Ultimo aggiornamento: 25 settembre 2023
Titolo originale dell'articolo: Pre-existing immunity drives the response to neoadjuvant chemotherapy in esophageal adenocarcinoma
Titolo della rivista: Cancer Research
Data di pubblicazione originale: 23 giugno 2023
Analizzare il microambiente tumorale può aiutare a prevedere la risposta alla chemioterapia nei pazienti con adenocarcinoma esofageo, così da rendere più mirate le terapie.
L’incidenza nei Paesi occidentali dell’adenocarcinoma all’esofago è aumentata in modo significativo negli ultimi 40 anni. In genere il percorso di cura per questa malattia inizia con la terapia neoadiuvante, termine con cui si intende la chemio- o radioterapia che precede l’operazione chirurgica, seguita dalla rimozione del tumore. Se i pazienti rispondono in modo completo alla chemioterapia neoadiuvante e procedono con le cure, hanno probabilità maggiori di sopravvivere a 5 anni dalla diagnosi rispetto ai pazienti, ma questo accade soltanto nel 30 per cento dei casi. Per gestire al meglio i trattamenti sarebbe quindi necessario comprendere che cosa determina una diversa risposta nei pazienti.
Il gruppo di ricerca diretto da Giuseppina Arbore presso l’Università Vita-Salute del San Raffaele di Milano ha scoperto di recente che studiare il microambiente tumorale dei pazienti, cioè l’ambiente che circonda le cellule neoplastiche, potrebbe aiutare proprio a prevedere l’efficacia della chemioterapia neoadiuvante. I risultati dello studio sono stati pubblicati sulla rivista Cancer Research, grazie anche al sostegno di AIRC.
L’analisi è stata condotta su 34 pazienti con adenocarcinoma esofageo in cura presso l’IRCCS Ospedale San Raffaele Milano dal 2017 al 2021. Prima di somministrare le terapie, i ricercatori hanno prelevato una porzione di tessuto tumorale per analizzare diversi parametri, come la composizione del microambiente tumorale, la risposta antitumorale del sistema immunitario, il profilo molecolare e la disposizione delle cellule nel campione. In seguito i pazienti sono stati sottoposti alla chemioterapia neoadiuvante, a volte con l’aggiunta della radioterapia, e i ricercatori li hanno successivamente suddivisi in gruppi in base al grado di risposta (completo, parziale o nullo).

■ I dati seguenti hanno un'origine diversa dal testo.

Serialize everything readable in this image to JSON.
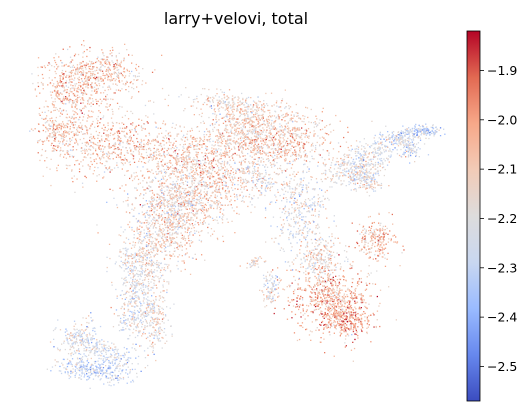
{
  "chart_data": {
    "type": "scatter",
    "title": "larry+velovi, total",
    "xlabel": "",
    "ylabel": "",
    "grid": false,
    "axes_visible": false,
    "colormap": {
      "name": "coolwarm",
      "stops": [
        "#3b4cc0",
        "#6788ee",
        "#9abbff",
        "#c9d7f0",
        "#dddcdc",
        "#f2cbb7",
        "#f7a889",
        "#e26952",
        "#b40426"
      ],
      "range": [
        -2.57,
        -1.82
      ],
      "ticks": [
        -1.9,
        -2.0,
        -2.1,
        -2.2,
        -2.3,
        -2.4,
        -2.5
      ],
      "tick_labels": [
        "−1.9",
        "−2.0",
        "−2.1",
        "−2.2",
        "−2.3",
        "−2.4",
        "−2.5"
      ]
    },
    "point_color_distribution": "predominantly -2.1 to -2.3; warmer (about -2.05) in upper-left lobe, central band and lower-right cluster; cooler (about -2.3) in the lower-left arm and right-hand branch tips",
    "marker": "tiny points, thousands of cells"
  }
}
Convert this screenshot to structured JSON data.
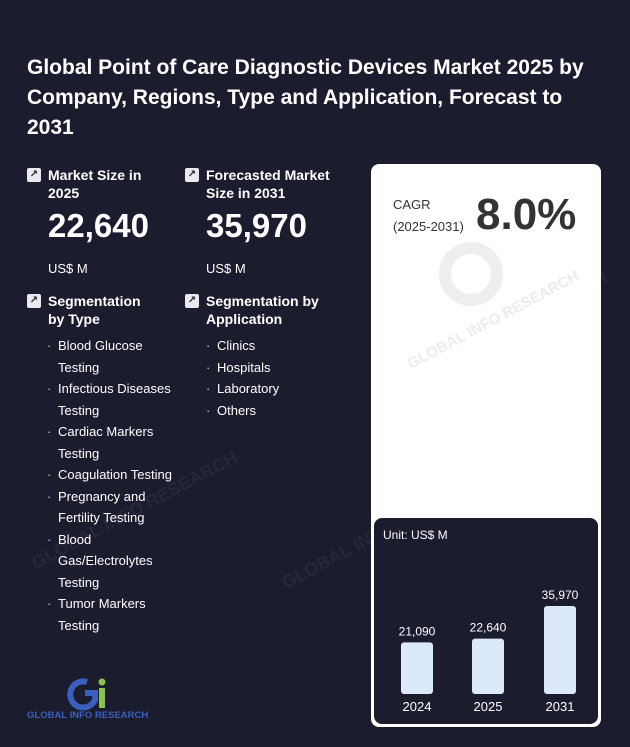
{
  "title": "Global Point of Care Diagnostic Devices Market 2025 by Company, Regions, Type and Application, Forecast to 2031",
  "market_size": {
    "label": "Market Size in 2025",
    "value": "22,640",
    "unit": "US$ M"
  },
  "forecast": {
    "label": "Forecasted Market Size in 2031",
    "value": "35,970",
    "unit": "US$ M"
  },
  "segmentation_type": {
    "label": "Segmentation by Type",
    "items": [
      "Blood Glucose Testing",
      "Infectious Diseases Testing",
      "Cardiac Markers Testing",
      "Coagulation Testing",
      "Pregnancy and Fertility Testing",
      "Blood Gas/Electrolytes Testing",
      "Tumor Markers Testing"
    ]
  },
  "segmentation_application": {
    "label": "Segmentation by Application",
    "items": [
      "Clinics",
      "Hospitals",
      "Laboratory",
      "Others"
    ]
  },
  "cagr": {
    "label": "CAGR",
    "period": "(2025-2031)",
    "value": "8.0%"
  },
  "watermark_text": "GLOBAL INFO RESEARCH",
  "logo_text": "GLOBAL INFO RESEARCH",
  "colors": {
    "background": "#1b1c2e",
    "bar": "#dbe9fb",
    "card": "#ffffff"
  },
  "chart_data": {
    "type": "bar",
    "unit_label": "Unit: US$ M",
    "categories": [
      "2024",
      "2025",
      "2031"
    ],
    "values": [
      21090,
      22640,
      35970
    ],
    "value_labels": [
      "21,090",
      "22,640",
      "35,970"
    ],
    "ylim": [
      0,
      35970
    ]
  }
}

Confrontando i tessuti estratti dai pazienti che avevano avuto risposte nulle o complete, gli scienziati hanno rilevato differenze nel microambiente tumorale. In particolare, i pazienti che avevano risposto in modo completo presentavano una maggiore attività antitumorale del sistema immunitario. Sono stati infatti registrati concentrazioni più alte di linfociti T citotossici, cellule del sistema immunitario potenzialmente in grado di distruggere le cellule tumorali. In sostanza, il loro microambiente tumorale era più preparato a contrastare l’adenocarcinoma, in un modo che favoriva l’efficacia della chemioterapia neoadiuvante. Invece, nei pazienti che non avevano risposto alla chemioterapia neoadiuvante sono stati registrati livelli più alti di cellule pro-tumorali che inibiscono la funzione di “killer dei tumori” dei linfociti T citotossici. Inoltre, questi tumori producono delle proteine che favoriscono la sopravvivenza delle cellule tumorali e la formazione di metastasi.

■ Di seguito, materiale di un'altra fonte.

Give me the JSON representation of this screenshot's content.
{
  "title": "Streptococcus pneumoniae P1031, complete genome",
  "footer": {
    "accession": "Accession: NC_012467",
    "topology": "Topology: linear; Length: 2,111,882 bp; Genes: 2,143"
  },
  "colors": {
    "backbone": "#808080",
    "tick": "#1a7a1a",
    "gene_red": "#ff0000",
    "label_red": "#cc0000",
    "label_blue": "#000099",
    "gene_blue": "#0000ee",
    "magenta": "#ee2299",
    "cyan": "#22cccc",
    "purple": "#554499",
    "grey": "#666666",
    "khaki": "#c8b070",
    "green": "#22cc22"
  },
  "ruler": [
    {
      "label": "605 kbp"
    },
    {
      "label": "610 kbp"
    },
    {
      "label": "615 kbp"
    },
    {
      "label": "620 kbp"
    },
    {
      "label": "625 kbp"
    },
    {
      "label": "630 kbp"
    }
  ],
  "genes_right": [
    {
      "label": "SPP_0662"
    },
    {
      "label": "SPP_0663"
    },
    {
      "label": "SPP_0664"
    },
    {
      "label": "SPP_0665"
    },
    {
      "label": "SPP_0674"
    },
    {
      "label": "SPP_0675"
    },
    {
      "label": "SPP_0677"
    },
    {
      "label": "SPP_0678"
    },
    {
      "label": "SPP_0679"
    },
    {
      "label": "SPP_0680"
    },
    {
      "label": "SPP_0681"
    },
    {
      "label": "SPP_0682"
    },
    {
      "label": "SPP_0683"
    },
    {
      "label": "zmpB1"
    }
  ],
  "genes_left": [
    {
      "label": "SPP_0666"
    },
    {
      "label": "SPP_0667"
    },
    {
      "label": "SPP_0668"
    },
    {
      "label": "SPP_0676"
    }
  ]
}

Per aumentare la significatività statistica di questi risultati, i ricercatori li hanno confrontati con i dati ottenuti da campioni di altri 34 pazienti con lo stesso tipo di tumore, raccolti e analizzati in precedenza all’interno della stessa struttura ospedaliera. Nell’insieme, sono state confermate la presenza di un maggior numero di linfociti T citotossici e un minor numero di cellule pro-tumorali nei pazienti con risposta completa alla chemioterapia neoadiuvante rispetto a quelli con risposta nulla.

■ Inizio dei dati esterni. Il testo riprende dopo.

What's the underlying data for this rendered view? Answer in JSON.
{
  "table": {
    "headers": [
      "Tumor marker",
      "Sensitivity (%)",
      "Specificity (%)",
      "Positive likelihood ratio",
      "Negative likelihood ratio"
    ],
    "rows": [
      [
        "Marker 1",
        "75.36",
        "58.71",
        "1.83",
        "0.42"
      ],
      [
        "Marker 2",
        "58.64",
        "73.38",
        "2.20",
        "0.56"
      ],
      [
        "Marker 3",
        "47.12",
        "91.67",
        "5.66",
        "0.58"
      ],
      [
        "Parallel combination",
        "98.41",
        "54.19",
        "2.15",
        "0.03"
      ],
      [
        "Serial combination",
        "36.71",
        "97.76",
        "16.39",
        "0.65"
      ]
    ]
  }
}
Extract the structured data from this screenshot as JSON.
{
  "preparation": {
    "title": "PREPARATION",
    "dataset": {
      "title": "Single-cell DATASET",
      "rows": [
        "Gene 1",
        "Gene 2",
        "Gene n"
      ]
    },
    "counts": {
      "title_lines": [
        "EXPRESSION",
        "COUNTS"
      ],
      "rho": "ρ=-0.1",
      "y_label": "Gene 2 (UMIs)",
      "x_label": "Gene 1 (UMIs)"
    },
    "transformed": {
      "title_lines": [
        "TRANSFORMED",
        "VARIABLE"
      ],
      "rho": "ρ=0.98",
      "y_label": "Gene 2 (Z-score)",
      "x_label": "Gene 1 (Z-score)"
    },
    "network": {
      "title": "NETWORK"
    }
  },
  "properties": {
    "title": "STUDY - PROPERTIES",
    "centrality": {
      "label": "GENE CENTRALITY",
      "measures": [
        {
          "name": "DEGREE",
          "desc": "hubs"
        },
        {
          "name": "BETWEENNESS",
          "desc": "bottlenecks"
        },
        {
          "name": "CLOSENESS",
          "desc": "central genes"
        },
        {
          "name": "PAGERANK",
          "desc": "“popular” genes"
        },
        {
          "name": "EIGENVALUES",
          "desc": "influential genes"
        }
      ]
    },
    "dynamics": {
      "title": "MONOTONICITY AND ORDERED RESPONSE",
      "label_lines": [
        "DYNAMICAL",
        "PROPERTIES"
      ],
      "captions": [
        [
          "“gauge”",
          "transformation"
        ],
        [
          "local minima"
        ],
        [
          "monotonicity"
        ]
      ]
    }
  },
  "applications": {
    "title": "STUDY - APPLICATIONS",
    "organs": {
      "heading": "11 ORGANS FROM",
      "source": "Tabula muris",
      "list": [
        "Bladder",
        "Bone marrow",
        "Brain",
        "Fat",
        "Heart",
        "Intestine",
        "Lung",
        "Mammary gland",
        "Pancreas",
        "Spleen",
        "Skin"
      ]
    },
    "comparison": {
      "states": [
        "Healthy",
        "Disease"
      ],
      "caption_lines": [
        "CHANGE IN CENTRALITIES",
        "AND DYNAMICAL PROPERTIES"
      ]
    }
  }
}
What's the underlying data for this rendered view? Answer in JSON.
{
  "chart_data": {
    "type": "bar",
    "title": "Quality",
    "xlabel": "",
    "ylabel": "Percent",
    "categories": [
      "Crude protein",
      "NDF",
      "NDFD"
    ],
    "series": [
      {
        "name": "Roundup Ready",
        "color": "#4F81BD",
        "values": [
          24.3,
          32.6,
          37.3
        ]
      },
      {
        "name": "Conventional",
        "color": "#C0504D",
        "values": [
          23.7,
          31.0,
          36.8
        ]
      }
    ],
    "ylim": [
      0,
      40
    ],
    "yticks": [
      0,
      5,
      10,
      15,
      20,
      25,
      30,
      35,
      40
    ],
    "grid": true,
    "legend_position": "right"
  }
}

Se questi risultati saranno confermati in studi più ampi, in futuro l’analisi del sistema immunitario nel microambiente tumorale dei pazienti potrebbe aiutare i medici a selezionare meglio i pazienti che potrebbero beneficiare di più dalle terapie neoadiuvanti. E coloro che rischiano di non rispondere alla chemioterapia neoadiuvante potrebbero essere trattati (anche o solo) con l’immunoterapia. Per ora sul fronte dell’immunoterapia sono stati ottenuti buoni risultati in alcuni pazienti con adenocarcinoma esofageo, ma sono ancora tutti da confermare in sperimentazioni più ampie.